Look at these grand men. Which of you wouldn’t consider it the highlight of his career just to associate with them for even one day? Sure, I’m lucky. Who wouldn’t consider it an honour to have known Jacob Ruppert? Also, the builder of baseball’s greatest empire, Ed Barrow? To have spent six years with that wonderful little fellow, Miller Huggins? Then to have spent the next nine years with that outstanding leader, that smart student of psychology, the best manager in baseball today, Joe McCarthy? Sure, I’m lucky.
When the New York Giants, a team you would give your right arm to beat, and vice versa, sends you a gift – that’s something.

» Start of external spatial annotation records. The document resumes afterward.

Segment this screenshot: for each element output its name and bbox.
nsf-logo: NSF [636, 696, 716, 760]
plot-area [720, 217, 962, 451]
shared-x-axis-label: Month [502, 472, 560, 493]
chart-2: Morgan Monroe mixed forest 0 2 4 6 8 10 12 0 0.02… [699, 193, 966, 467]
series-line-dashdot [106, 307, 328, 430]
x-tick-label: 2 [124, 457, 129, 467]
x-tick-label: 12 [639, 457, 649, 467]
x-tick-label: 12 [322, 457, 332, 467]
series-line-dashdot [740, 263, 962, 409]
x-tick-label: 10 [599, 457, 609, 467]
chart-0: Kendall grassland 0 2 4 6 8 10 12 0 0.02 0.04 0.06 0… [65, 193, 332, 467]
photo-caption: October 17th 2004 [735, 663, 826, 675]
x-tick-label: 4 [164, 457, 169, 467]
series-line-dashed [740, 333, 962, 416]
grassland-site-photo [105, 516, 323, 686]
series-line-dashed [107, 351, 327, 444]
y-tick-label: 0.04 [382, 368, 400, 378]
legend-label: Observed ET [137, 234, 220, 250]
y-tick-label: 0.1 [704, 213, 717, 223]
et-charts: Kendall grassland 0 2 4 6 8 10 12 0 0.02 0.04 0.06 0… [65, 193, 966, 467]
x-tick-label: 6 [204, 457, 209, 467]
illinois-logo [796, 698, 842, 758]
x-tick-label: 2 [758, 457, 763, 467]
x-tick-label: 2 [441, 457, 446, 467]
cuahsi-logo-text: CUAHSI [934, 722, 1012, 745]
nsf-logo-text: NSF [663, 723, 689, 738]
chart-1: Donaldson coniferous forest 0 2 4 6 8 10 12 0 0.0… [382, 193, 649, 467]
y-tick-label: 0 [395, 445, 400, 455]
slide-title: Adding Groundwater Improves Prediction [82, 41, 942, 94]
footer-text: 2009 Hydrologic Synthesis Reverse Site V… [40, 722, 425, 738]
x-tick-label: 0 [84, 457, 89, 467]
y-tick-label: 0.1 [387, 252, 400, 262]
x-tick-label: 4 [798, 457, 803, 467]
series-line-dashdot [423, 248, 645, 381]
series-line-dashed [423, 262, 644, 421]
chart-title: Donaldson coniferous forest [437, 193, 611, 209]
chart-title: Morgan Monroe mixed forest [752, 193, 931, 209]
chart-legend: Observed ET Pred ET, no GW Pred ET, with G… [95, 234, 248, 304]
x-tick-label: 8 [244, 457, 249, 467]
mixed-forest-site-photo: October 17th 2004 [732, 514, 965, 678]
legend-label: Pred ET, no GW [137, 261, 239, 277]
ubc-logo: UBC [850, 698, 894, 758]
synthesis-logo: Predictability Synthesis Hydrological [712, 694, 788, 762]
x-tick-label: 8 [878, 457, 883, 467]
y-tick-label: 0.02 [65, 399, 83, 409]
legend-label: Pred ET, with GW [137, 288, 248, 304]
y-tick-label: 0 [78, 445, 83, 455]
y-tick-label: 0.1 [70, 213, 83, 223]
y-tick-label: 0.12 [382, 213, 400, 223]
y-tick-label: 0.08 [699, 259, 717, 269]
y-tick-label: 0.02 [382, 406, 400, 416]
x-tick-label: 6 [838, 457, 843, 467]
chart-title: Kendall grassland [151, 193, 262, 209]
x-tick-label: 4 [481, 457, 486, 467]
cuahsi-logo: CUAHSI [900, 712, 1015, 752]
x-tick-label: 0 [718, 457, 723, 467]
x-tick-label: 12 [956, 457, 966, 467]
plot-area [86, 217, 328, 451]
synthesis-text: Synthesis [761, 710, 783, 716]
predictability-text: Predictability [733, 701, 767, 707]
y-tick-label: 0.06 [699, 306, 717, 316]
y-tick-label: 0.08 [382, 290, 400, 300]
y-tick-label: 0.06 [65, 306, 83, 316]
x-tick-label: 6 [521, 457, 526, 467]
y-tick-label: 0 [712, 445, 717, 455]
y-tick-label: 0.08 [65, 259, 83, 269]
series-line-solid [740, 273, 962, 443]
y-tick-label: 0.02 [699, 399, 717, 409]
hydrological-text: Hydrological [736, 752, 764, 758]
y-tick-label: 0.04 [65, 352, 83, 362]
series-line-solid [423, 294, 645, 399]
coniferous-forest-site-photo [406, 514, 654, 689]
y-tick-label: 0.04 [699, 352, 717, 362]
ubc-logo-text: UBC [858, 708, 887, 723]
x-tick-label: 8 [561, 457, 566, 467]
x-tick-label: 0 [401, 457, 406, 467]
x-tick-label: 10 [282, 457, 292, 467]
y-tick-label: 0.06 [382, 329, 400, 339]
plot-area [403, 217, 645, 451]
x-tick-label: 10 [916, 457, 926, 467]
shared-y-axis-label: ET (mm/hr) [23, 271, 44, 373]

When everybody down to the groundskeepers and those boys in white coats remember you with trophies – that’s something. When you have a wonderful mother-in-law who takes sides with you in squabbles with her own daughter – that’s something. When you have a father and a mother who work all their lives so you can have an education and build your body – it’s a blessing. When you have a wife who has been a tower of strength and shown more courage than you dreamed existed – that’s the finest I know.
So I close in saying that I may have had a tough break, but I have an awful lot to live for. Thank You.”
Everyone in the stadium rose to their feet and clapped for nearly two minutes even as Gehrig wiped the tears away from his face using his handkerchief.
In December of the same year, Gehrig became the second youngest player to be elected to the National Baseball Hall of Fame and Musuem. Lou Gehrig passed away on June 2, 1941, at the age of 37.